You may assume that \(n\) is a positive odd integer and that channel is one of the following four strings: red, green, blue, alpha.

sharpen channel \(a\) (10%)

hw5sharpen.txt Sharpen the given channel of the image by convolving it with the matrix \[\begin{bmatrix}-0.1a&-0.15a&-0.1a\\-0.15a&1+a&-0.15a\\-0.1a&-0.15a&-0.1a\end{bmatrix}\]

You may assume that channel is one of the following three strings: red, green, blue.

edges \(min\) \(max\) (15%)

hw5edges.txt Compute the \(x\) and \(y\) gradients of the image in all R, G, and B and combine those six values using Euclidean distance (i.e., \(\sqrt{G_{r,x}^2 + G_{r,y}^2 + G_{g,x}^2+\dots}\)). Scale the resulting value so that \(min\) becomes 0 and \(max\) becomes 1. Use \(1 -\) that result to set the R, G, and B values of the current image; set A to 1.

5.3 Non-local

flood \(x\) \(y\) \(\Delta\) \(r\) \(g\) \(b\) \(a\) (10%)

hw5flood.txt Flood fill the image, starting with the pixel at coordinate \(x\), \(y\), with the color \((r, g, b, a)\). Fill any pixel that is four-connected to another filled pixel and is within \(\Delta\) (which will be between 0 and 1) of the original pixel at coordinate \(x\), \(y\) in all four of the RGBA channels.

You may assume the initial color at \((x,y) \ne (r,g,b,a)\)

carve narrow and carve short (30%)

hw5carve.txt Use seam carving to make the image one pixel narrower in width or shorter in height. Use gradient magnitude as a proxy for visual interest. In case of a tie (two or more seams of equally low total interest), pick one arbitrarily.

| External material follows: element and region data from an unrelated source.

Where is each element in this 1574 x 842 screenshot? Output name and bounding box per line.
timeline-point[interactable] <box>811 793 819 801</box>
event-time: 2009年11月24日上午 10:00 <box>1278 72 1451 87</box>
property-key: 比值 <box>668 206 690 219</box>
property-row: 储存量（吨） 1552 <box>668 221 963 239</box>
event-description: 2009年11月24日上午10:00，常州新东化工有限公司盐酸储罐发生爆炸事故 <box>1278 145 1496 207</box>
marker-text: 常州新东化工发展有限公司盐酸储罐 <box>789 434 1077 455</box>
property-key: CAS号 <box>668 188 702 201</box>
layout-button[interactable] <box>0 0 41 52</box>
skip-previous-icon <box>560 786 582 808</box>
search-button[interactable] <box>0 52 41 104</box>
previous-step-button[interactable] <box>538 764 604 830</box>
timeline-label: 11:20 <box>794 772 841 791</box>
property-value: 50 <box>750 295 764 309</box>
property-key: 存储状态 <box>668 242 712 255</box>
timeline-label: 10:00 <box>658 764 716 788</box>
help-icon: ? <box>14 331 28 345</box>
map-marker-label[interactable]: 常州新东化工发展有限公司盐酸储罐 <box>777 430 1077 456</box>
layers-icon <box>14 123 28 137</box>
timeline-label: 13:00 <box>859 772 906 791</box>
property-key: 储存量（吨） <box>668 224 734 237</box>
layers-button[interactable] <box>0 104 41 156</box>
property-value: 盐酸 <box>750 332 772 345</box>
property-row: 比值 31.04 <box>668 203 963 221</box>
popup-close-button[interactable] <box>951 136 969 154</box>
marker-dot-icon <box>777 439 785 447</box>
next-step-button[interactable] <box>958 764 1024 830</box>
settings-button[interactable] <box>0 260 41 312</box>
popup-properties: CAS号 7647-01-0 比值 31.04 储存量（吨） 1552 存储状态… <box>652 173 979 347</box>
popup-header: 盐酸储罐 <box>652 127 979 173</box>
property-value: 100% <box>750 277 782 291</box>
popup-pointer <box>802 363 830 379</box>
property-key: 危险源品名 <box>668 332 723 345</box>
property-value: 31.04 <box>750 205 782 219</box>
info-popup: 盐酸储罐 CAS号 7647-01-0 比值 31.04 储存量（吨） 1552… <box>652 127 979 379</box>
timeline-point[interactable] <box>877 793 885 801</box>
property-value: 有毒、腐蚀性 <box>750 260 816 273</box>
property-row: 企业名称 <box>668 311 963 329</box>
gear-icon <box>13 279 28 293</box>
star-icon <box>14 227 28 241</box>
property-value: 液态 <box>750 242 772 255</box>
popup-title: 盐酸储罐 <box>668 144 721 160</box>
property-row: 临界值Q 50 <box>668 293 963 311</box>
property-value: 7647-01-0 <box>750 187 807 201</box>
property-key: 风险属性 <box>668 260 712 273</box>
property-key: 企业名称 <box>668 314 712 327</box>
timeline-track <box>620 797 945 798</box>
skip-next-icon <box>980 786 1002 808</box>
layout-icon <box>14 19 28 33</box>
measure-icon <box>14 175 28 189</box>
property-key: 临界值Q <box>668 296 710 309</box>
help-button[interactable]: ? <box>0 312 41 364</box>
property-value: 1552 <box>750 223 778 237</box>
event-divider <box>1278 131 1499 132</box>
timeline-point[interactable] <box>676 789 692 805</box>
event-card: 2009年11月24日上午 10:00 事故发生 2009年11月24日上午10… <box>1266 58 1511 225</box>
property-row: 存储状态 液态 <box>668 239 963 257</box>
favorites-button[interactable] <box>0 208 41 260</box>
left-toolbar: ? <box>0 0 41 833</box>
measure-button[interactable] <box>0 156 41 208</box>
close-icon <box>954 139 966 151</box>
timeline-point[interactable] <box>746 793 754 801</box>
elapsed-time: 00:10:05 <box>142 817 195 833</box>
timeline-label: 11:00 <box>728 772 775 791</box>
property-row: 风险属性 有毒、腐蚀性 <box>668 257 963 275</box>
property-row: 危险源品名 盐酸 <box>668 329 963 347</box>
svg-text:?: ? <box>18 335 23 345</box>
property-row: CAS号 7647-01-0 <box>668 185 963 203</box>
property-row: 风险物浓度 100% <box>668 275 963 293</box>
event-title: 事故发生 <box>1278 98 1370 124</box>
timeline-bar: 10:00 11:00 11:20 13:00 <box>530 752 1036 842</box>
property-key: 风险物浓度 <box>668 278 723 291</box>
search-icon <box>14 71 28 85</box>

To find the gradient magnitude, compute the \(x\) and \(y\) gradients of the image in all R, G, and B and combine those six values using Euclidean distance (i.e., \(\sqrt{G_{r,x}^2 + G_{r,y}^2 + G_{g,x}^2+\dots}\)).

path \(x_1\) \(y_1\) \(x_2\) \(y_2\) \(r\) \(g\) \(b\) (30%)

hw5path.txt Use a shortest-path algorithm to connect the two input pixels \((x_1, y_1)\) and \((x_2, y_2)\). Fill the input pixels, and all pixels on the path between them, with the color \((r, g, b, 1)\).

Each pixel has eight neighbors. The distance to a neighbor is Euclidean distance (1 for 4-connect neighbors, \(\sqrt{2}\) for diagonal neighbors) times the flatness of the neighbor being entered (there are various ways to compute that; we’ll use \(1 \over \mathrm{gradient\;magnitude} + 0.1\)).

To find the gradient magnitude, compute the \(x\) and \(y\) gradients of the image in all R, G, and B and combine those six values using Euclidean distance (i.e., \(\sqrt{G_{r,x}^2 + G_{r,y}^2 + G_{g,x}^2 + \dots}\)).

advect chan \(d\) (20%)

hw5advect.txt Use back-advection to move colors around the image. The new color of pixel \((x, y)\) should be computed as the color of the image at \((x + g_x d, y + g_y d)\) where \((g_x, g_y)\) is the gradient of the chan channel of the image at \((x, y)\).

When sampling a pixel at location \((x,y)\) with non-integer coordinates, use a weighted average of the pixels at \((\lfloor x\rfloor, \lfloor y\rfloor)\), \((\lceil x\rceil, \lfloor y\rfloor)\), \((\lfloor x\rfloor, \lceil y\rceil)\), and \((\lceil x\rceil, \lceil y\rceil)\).